Using a de novo standard of review, the appellate court “examined the text of the clause for its plain meaning and read it in context of the full agreement.” Specifically, the court analyzed the particular language used to state the parties’ obligations regarding the governing law, mediation, and venue provisions, respectively, and treated each provision as distinct. The court held that the word “shall” related to the controlling law and mediation provisions only and rendered those provisions mandatory. However, the choice of the word “consent” for the forum-selection clause did not impose a mandatory or exclusive venue.
Rather, the appellate court held that agreeing, or “consenting,” to one venue is not the same thing as rejecting all others. The appellate court deemed the clause to be permissive rather than exclusive and held that the District of Columbia was an appropriate venue, despite consent to venue in Fairfax County, Virginia.
Setting the Framework
“For fifty years, starting with The Bremen v. Zapata Off-Shore Co. case, courts have been very pro-enforcement of forum-selection clauses,” explains Ronald L. Williams, Philadelphia, PA, cochair of the Litigation Section’s Construction Litigation Committee. “In that case, the Supreme Court set the tone for what we’ve seen,” he continues, noting that forum-selection clauses “will be given great deference.” He adds, “If the parties had absolutely wanted to have Virginia as the sole exclusive jurisdiction and forum for litigating the issues, they could have done that.”
“I agree with the court’s approach,” asserts Thomas A. Morales, Denver, CO, cochair of the Section’s Construction Litigation Committee. “The sentence structure of the provision contemplates separate analysis,” he elaborates. “What I find most convincing is the parties’ choice of verbs for each sentence,” he opines. “When interpreting this clause, we must give effect to the parties’ choice to use a different verb,” he advises, pointing to the court’s own language that “we examine the text of the clause for its plain meaning and read it in context of the full agreement.” He concludes, “The court does not give this reasoning much treatment, perhaps because the rule itself is so commonly cited.”
Watch Your Foundation
Leaders recognize that deference to the parties’ choice of forum may not exist in certain contexts. “Practitioners should check local statutes where the project is located,” recommends Morales. He notes that construction contracts governing projects in Colorado are void to the extent they include a governing-law provision selecting the law of another state. “Many jurisdictions have statutes that mandate use of local law and prohibit venue in the courts of another state,” he warns.

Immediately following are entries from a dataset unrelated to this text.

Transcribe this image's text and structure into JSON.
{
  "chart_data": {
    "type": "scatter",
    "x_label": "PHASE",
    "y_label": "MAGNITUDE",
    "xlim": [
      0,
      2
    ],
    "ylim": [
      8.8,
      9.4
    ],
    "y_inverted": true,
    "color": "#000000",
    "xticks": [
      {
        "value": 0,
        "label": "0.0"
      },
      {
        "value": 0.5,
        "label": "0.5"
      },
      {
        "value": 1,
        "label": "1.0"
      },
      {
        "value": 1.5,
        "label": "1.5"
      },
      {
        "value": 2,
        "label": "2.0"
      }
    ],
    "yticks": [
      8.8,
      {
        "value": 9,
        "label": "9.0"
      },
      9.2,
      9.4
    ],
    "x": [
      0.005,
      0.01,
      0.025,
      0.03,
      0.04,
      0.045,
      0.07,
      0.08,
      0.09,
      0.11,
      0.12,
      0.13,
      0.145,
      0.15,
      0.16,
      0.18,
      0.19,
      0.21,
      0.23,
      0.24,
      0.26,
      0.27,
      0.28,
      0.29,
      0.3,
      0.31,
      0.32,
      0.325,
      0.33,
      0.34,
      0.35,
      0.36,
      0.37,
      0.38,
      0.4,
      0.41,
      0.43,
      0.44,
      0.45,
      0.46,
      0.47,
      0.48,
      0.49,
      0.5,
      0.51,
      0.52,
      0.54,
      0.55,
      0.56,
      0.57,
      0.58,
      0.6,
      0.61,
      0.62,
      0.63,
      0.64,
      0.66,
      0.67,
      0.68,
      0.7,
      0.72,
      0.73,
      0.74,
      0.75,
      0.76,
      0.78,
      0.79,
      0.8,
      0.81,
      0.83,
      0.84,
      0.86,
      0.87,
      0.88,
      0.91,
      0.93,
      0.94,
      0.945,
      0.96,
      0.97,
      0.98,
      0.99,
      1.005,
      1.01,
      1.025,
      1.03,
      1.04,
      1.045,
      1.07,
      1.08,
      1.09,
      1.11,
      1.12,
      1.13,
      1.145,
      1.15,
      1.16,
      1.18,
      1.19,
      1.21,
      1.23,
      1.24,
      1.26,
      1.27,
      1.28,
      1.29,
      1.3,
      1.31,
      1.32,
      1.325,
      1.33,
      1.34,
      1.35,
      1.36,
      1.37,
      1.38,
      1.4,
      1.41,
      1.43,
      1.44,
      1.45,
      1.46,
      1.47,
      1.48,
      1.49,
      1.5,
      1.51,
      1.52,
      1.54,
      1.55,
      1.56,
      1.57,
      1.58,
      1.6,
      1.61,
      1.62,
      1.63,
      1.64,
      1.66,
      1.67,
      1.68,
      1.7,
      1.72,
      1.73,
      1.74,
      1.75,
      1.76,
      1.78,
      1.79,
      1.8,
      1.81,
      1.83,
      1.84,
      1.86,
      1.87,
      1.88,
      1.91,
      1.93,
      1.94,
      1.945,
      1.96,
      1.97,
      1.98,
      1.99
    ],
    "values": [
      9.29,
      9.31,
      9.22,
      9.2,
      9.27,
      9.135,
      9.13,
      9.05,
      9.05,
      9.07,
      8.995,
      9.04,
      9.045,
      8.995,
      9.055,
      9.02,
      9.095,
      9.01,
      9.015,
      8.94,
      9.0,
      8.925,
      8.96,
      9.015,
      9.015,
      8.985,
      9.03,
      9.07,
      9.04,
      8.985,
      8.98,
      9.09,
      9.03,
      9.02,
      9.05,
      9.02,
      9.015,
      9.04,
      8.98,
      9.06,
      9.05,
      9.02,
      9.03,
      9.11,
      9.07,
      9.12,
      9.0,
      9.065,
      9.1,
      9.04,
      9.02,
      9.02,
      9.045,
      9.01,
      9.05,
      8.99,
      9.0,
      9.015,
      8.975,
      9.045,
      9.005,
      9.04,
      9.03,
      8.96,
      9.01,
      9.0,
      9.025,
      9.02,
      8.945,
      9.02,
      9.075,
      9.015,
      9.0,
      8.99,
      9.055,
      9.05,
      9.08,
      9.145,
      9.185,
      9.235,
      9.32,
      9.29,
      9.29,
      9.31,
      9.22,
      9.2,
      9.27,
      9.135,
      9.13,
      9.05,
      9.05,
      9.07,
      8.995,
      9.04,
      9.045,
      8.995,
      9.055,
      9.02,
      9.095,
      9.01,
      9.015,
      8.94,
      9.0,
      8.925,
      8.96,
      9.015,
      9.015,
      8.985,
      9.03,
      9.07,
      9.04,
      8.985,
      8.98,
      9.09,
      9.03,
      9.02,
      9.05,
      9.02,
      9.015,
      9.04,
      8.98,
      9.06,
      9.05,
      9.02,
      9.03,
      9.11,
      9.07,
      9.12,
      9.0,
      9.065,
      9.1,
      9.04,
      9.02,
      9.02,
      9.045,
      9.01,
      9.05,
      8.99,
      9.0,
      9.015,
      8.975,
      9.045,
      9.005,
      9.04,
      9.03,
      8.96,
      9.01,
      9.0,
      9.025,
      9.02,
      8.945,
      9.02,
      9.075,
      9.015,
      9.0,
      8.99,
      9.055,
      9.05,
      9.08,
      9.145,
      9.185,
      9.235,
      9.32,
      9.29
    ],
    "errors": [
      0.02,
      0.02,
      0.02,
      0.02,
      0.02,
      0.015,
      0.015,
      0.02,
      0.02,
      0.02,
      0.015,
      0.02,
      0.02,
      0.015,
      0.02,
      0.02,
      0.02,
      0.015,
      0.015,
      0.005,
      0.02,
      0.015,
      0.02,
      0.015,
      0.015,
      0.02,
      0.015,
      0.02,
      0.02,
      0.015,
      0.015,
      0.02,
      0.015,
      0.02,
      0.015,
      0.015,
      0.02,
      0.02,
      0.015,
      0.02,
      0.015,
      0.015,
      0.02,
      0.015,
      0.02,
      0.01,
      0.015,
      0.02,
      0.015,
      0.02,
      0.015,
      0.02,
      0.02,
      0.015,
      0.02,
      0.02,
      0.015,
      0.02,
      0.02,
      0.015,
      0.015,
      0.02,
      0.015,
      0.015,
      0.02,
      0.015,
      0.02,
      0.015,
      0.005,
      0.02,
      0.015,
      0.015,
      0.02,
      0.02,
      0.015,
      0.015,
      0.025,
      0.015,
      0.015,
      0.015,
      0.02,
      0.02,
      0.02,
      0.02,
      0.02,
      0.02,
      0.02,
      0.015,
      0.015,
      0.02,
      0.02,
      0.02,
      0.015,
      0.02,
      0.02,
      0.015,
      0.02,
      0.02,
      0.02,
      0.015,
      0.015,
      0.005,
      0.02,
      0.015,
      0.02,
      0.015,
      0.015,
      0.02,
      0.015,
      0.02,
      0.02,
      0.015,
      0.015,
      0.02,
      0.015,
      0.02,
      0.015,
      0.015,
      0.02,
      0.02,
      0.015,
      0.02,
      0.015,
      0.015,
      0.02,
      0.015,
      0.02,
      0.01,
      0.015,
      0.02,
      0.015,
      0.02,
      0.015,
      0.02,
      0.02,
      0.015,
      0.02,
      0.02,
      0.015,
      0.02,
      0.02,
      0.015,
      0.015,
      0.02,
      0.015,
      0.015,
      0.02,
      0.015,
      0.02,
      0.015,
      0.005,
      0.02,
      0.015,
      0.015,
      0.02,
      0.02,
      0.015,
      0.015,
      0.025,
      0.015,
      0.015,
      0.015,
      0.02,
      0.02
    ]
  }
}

“Parties absolutely have to know the law of the jurisdiction in which the project is located,” emphasizes Williams. He suggests that a lack of familiarity with local laws can be costly. “There are limitations on the enforceability of forum-selection clauses,” he advises, that “could lead the parties to misinterpretation of where to file suit.”
Measure Twice, Cut Once
Williams notes that both parties to the contract had the ability to negotiate the language of the forum-selection clause. “If the parties are going to have a forum-selection clause that is mandatory and limited to one location, that clause has to be spelled out with great precision,” counsels Williams. “They did not use that language here,” he opines. Rather, “the judge who decided the case looked at it and properly followed the law.”
“I expect courts will be reluctant to read in ‘shall’ where the contract reads ‘consent,’ especially when the same paragraph uses ‘shall’ twice,” predicts Morales. “I assume that the parties (or at least defendant) intended to draft a mandatory venue provision,” he adds. He believes that the terms could have been substituted during negotiations over the contract. “The lesson here encourages parties to simplify contract language when possible,” he notes, adding that “hindsight is 20/20.”